Another key concept of DaMatta’s anthropology is that of “encompassment.” Originally developed by Louis Dumont (1911-1998), encompassment refers to hierarchical relationships that include the opposite. One example of this dynamic at work in Brazil would be the ways in which Afro-Brazilian religions have absorbed (or encompassed) the rituals and ideology of the Roman Catholic Church, so that both Christianity and its (supposed) opposite, Paganism, operate together to form a unique and integrated belief system. In the words of DaMatta, “a non-modern Brazilian ethic encompasses the modern alternative.”
DaMatta’s theory influences many contemporary anthropologists, such as Livia Neves de H. Barbosa and Roberto Kant de Lima (associate professors at the Instituto de Ciencias Humana e Filosofia at the Universidade Federal Fluminense in Niteroi). Barbosa analyzes Brazilian behavior patterns, such as that of jeitinho. De Lima compares the Brazilian justice system with that of the United States. Martha de Ulhoa Carvalho (adjunct professor at the Universidade Federal de Uberlandia, Uberlandia in Minas Gerais) examines popular music and identity in Brazil according to DaMatta’s interpretational device. Others who have been influenced by DaMatta include David J. Hess (associate professor at Rensselaer Polytechnic Institute), who examines religious therapies, and Jeffrey Jarrad (Trinity College in Burlington, Vermont), who studied the importation and “Brazilianization” of Alcoholics Anonymous, originally a Protestant North American abstinence program. Conrad P. Kottak (the University of Michigan) writes of the impact of nationwide commercial television on traditional Brazilian culture. Rosane Prado (the Universidade Estadual de Rio de Janeiro) studies social relations in small-town Brazil. Cynthia A. Sarti (PhD candidate at the University of Sao Paulo) is interested in how the Brazilian poor define moral persons.
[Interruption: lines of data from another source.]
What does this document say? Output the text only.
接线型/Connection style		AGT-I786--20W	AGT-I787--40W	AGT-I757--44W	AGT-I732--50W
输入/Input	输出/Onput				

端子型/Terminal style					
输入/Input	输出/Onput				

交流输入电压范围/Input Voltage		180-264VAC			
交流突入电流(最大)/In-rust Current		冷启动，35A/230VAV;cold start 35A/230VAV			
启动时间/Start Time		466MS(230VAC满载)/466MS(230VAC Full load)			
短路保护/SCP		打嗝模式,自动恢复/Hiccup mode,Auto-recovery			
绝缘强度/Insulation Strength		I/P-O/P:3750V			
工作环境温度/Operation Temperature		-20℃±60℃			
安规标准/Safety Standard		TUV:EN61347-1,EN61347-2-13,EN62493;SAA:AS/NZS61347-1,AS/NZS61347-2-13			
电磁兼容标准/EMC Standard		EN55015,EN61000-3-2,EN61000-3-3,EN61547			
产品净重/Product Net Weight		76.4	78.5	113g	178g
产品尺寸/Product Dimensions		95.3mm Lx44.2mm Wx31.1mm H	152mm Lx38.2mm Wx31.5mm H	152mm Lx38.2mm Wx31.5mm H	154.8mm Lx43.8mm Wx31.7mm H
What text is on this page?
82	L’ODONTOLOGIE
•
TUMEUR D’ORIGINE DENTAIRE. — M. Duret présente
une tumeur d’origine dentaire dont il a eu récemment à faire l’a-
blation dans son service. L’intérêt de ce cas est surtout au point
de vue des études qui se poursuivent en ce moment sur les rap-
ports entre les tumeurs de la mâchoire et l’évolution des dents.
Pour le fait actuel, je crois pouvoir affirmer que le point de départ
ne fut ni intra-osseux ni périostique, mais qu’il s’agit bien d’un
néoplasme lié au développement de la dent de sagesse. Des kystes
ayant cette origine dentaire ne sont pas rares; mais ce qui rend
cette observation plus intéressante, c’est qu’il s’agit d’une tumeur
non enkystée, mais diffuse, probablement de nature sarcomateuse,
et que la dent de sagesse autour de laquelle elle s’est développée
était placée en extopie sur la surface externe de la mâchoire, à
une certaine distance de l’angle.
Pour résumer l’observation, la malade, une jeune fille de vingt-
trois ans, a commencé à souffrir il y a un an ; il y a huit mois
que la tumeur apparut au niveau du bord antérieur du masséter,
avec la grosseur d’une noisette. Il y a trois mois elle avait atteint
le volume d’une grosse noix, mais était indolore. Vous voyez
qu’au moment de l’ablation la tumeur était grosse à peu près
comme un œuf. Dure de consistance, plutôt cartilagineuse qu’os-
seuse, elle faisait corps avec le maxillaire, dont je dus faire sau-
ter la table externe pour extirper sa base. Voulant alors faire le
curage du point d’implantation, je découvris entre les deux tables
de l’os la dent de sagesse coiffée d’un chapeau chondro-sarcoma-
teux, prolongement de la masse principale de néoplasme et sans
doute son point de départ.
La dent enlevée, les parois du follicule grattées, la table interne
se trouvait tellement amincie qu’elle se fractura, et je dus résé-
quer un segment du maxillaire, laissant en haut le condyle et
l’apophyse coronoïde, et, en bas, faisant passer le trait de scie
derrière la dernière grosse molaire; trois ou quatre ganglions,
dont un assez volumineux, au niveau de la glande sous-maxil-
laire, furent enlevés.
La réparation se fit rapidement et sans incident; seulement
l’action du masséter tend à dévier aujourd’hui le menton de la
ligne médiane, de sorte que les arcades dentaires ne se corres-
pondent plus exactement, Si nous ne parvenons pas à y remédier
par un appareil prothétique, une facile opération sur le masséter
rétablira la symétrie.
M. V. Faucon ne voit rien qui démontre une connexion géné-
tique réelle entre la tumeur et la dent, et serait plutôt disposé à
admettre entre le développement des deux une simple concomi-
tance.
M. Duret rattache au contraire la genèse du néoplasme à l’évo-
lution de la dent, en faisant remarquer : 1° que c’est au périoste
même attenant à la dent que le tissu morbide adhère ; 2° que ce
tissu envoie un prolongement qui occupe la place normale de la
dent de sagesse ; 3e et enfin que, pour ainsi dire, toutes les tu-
Leni Silverstein (Museum Nacional of the Universidade Federal do Rio de Janeiro) studies the relations between state, church, and Afro-Brazilian Spiritism in Bahia.
There are other anthropologists who do not necessarily utilize DaMatta’s schema, having their own perspectives. American anthropologist Nancy Scheper-Hughes is noted for her study of Brazilian poor women who practice selective infanticide. Tobias Hecht’s ethnographic fieldwork brought him among homeless children in the city of Recife. Claudia Milito and Helio R. S. Silva have also written ethnographic accounts of Brazilian “street children.” John H. Bodley has concerned himself with the struggle of indigenous peoples to resist the impoverishment that globalization imposes in Brazil, among other countries. The above list of anthropologists is not intended as exhaustive.
References:
- Hess, D. J., &. DaMatta, R. A. (Eds.). (1995). The Brazilian puzzle: Culture on the borderlands of the Western world. New York: Columbia University Press.
- Levine, R. M., & Crocitti, J. J. (Eds.). (1999). The Brazil reader: History, culture, politics. Durham, NC: Duke University Press.
- Page, J. A. (1995). The Brazilians. New York: Addison-Wesley.
- Ribeiro, D. (2000). The Brazilian people: The formation and meaning of Brazil (G. Rabassa, Trans.). Gainesville: University Press of Florida.